Je suis sans voix depuis 2 jours, j'ai envie de pleurer.
C'était un vendredi comme les autres, je suis allée en cours. En sortant, comme tous les vendredi soirs, les gens de ma promo proposent d'aller en terrasse ou chez l'un d'entre nous, comme d'habitude, "vers Bastille ou République ?".
Au final, ça sera chez l'un de nous, vers République.
Moi je suis trop fatiguée par ma semaine, "on est trop sortis !" je réplique. Ce soir, je me passerai de bières fraiches, je me passerai de rigolades, je me passerai de danser. "La flemme", comme j'ai dit. Je rentre, bien loin de mon université à Jussieu, bien loin du 11ème où je sors le soir. Oui, ce soir j'ai besoin de calme, je rentre dans l'ouest parisien. Je mange, je geek, un vendredi soir plutôt calme, au final.

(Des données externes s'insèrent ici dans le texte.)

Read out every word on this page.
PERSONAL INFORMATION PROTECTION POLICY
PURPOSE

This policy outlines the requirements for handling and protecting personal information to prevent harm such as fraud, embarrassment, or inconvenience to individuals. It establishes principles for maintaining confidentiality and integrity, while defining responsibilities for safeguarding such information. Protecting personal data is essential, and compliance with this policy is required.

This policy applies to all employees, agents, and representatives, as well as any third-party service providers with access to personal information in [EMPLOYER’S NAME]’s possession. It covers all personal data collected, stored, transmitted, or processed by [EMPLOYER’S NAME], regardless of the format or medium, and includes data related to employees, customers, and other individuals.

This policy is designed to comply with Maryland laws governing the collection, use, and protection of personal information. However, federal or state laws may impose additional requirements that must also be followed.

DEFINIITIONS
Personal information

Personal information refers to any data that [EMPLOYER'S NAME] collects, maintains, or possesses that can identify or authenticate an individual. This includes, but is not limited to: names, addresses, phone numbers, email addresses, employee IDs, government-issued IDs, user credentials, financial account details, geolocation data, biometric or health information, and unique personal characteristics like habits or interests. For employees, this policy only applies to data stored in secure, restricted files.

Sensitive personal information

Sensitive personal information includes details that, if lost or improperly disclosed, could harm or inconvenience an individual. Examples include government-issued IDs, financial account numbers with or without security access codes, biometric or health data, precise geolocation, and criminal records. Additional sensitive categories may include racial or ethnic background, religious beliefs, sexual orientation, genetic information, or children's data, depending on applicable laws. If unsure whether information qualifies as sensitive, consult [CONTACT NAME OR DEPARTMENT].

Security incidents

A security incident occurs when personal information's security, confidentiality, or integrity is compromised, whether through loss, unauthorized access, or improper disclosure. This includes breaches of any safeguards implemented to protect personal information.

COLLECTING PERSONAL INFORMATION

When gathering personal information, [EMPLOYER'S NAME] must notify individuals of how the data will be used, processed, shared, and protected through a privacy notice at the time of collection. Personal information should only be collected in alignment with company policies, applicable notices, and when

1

Et puis tout bascule vers 22h. Mes amis qui m'écrivent un par un : "Ne bouge pas de chez toi, y'a des fusillades, on entend des coups de feu". Tout de suite des réflexes : Ecrire à tout le monde, vérifier que les gens vont bien, ma maman qui m'appelle, la rassurer "je suis chez moi ce soir".
Et puis le lendemain, vouloir rentrer en Banlieue chez ma maman, besoin de soutien, de ne pas rester seule dans mon studio. Mais la peur, glaçante. Pas les transports, surtout pas les transports. On vient me chercher en voiture, j'observe toujours tout autour de moi. Paranoïa.
Réunion de famille, avec les oncles, les tantes, les cousins et cousines. Ils ne comprennent pas la peur. Les cousins et cousines sont jeunes, vivent en banlieue, ils ne sortent pas sur Paris. Les oncles et tantes encore moins. Bien sûr, ils sont choqués, mais ils ne comprennent pas ma peur. Ils ne comprennent pas à quelle point toute la jeunesse parisienne était proche de cette horreur.
Si, il y en a 2. Ma cousine, qui était à Montparnasse et qui est partie en catastrophe se réfugier en banlieue. Et puis ma soeur. Ma soeur fan de concerts, ma soeur fan de sport, de rock, de skatebord, ma soeur grande fêtarde devant l'éternel, ma soeur fan de vie. Ma soeur dont les amis lui avaient proposé la veille "Tu viens au Bataclan demain ?". Ma soeur qui pour une fois a fait comme moi. "Non, j'aime pas trop ce groupe, je vais regarder le match tranquille".
Moi ce soir là j'ai vu des images glaçantes à la télé. Mes amis eux, ont vu des draps sur des corps par la fenêtre.